I have to show that the following function $f: (0,1) \rightarrow \mathbb{R}$.
I will use this function: $f(x)=\frac{1}{x}+\frac{1}{x-1}$.
To show 1-1, I am using $f(x_1)=f(x_2) \Rightarrow x_1=x_2$, where $x_1,x_2 \in (0,1)$.
To start off:
$\frac{1}{x_1}+\frac{1}{x_1-1}=\frac{1}{x_2}+\frac{1}{x_2-1}$.
Then, I get: $\frac{(x_1-1)+x_1}{x_1(x_1-1)}=\frac{(x_2-1)+x_2}{x_2(x_2-1)}$.
This leads to: $\frac{2x_1-1}{x_1(x_1-1)}=\frac{2x_2-1}{x_2(x_2-1)}$.
Even after I cross-multiply after this step, I don't see where I can conclude that $x_1=x_2$.
Now,to show surjective, I'm a little confused as well, since rearranging the function to solve for $x$ like in simple cases is not working. Any hints/clues/examples will be appreciated. Thanks!
Best Answer
Calculus methods as suggested in other answers are good. If you want to do it without calculus, here is a possibility.
Continuing your working leads easily to $$2x_1x_2^2-2x_1^2x_2-x_2^2+x_1^2+x_2-x_1=0\ .$$ Now factorise the LHS. This might sound difficult, but remember that you want to show $x_1=x_2$, so you would hope that $x_1-x_2$ is a factor. And then you should notice that indeed if you take the first two terms, the next two and the last two, $x_1-x_2$ is a factor in every case. So we get $$(x_1-x_2)(-2x_2x_1)+(x_1-x_2)(x_1+x_2)-(x_1-x_2)=0$$ which then becomes $$(x_1-x_2)(-2x_1x_2+x_1+x_2-1)=0\ .$$ To conclude for certain that $x_1=x_2$ you need to explain why the second factor is not zero. Hint. We have $$-2x_1x_2+x_1+x_2-1=-\frac12\bigl((2x_1-1)(2x_2-1)+1\bigr)\ ,$$ and both $x_1$ and $x_2$ are in $(0,1)$.

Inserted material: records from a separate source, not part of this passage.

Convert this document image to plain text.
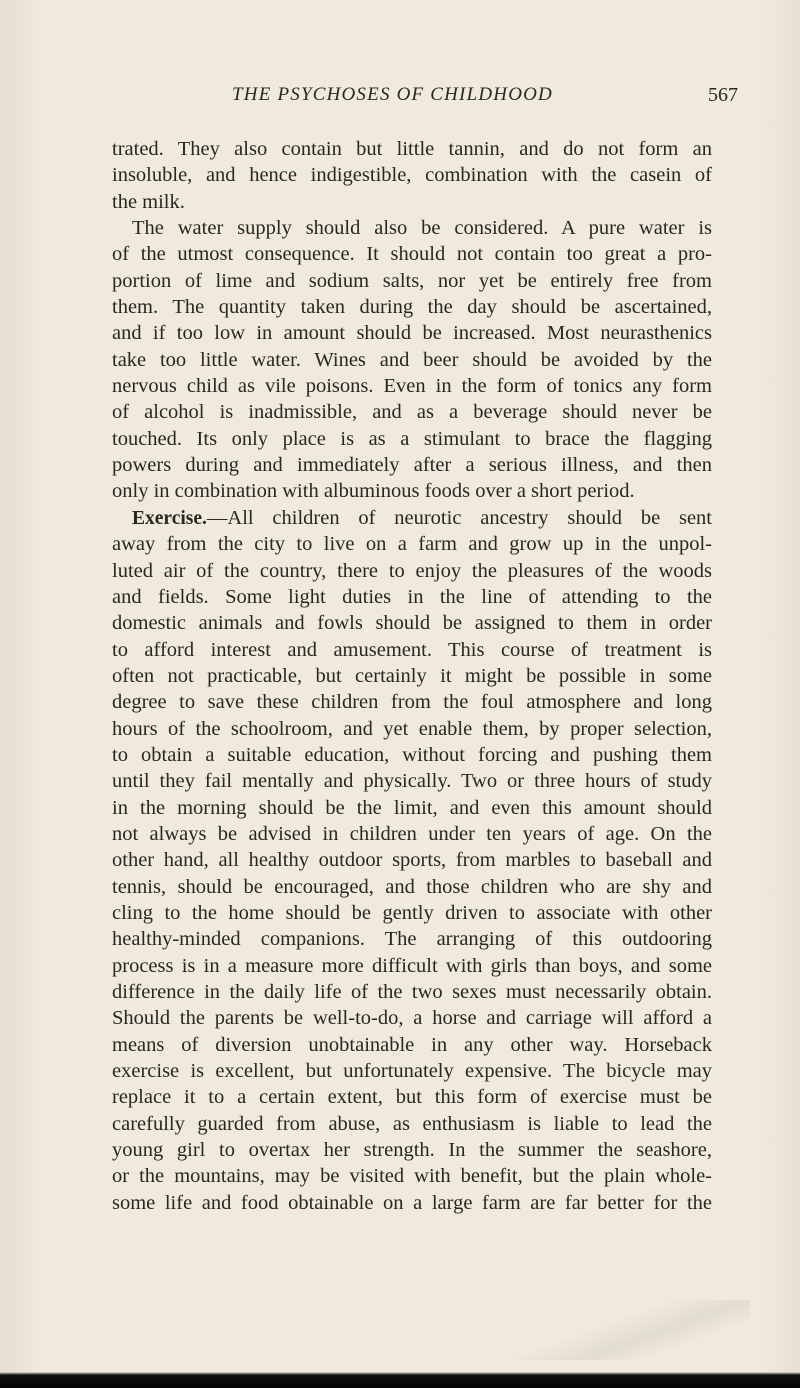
THE PSYCHOSES OF CHILDHOOD	567
trated. They also contain but little tannin, and do not form an
insoluble, and hence indigestible, combination with the casein of
the milk.
The water supply should also be considered. A pure water is
of the utmost consequence. It should not contain too great a pro-
portion of lime and sodium salts, nor yet be entirely free from
them. The quantity taken during the day should be ascertained,
and if too low in amount should be increased. Most neurasthenics
take too little water. Wines and beer should be avoided by the
nervous child as vile poisons. Even in the form of tonics any form
of alcohol is inadmissible, and as a beverage should never be
touched. Its only place is as a stimulant to brace the flagging
powers during and immediately after a serious illness, and then
only in combination with albuminous foods over a short period.
Exercise.—All children of neurotic ancestry should be sent
away from the city to live on a farm and grow up in the unpol-
luted air of the country, there to enjoy the pleasures of the woods
and fields. Some light duties in the line of attending to the
domestic animals and fowls should be assigned to them in order
to afford interest and amusement. This course of treatment is
often not practicable, but certainly it might be possible in some
degree to save these children from the foul atmosphere and long
hours of the schoolroom, and yet enable them, by proper selection,
to obtain a suitable education, without forcing and pushing them
until they fail mentally and physically. Two or three hours of study
in the morning should be the limit, and even this amount should
not always be advised in children under ten years of age. On the
other hand, all healthy outdoor sports, from marbles to baseball and
tennis, should be encouraged, and those children who are shy and
cling to the home should be gently driven to associate with other
healthy-minded companions. The arranging of this outdooring
process is in a measure more difficult with girls than boys, and some
difference in the daily life of the two sexes must necessarily obtain.
Should the parents be well-to-do, a horse and carriage will afford a
means of diversion unobtainable in any other way. Horseback
exercise is excellent, but unfortunately expensive. The bicycle may
replace it to a certain extent, but this form of exercise must be
carefully guarded from abuse, as enthusiasm is liable to lead the
young girl to overtax her strength. In the summer the seashore,
or the mountains, may be visited with benefit, but the plain whole-
some life and food obtainable on a large farm are far better for the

To prove the function is surjective, try to solve $f(x)=a$ for any given real $a$. This simplifies to $$ax^2-(a+2)x+1=0\ .$$ Now call the LHS $q(x)$ and imagine the graph of $y=q(x)$. This is a continuous curve; since $q(0)=1$ it is above the $x$-axis when $x=0$; since $q(1)=-1$ it is below the axis when $x=1$; so it must cross the axis somewhere between $0$ and $1$, which gives the solution you need.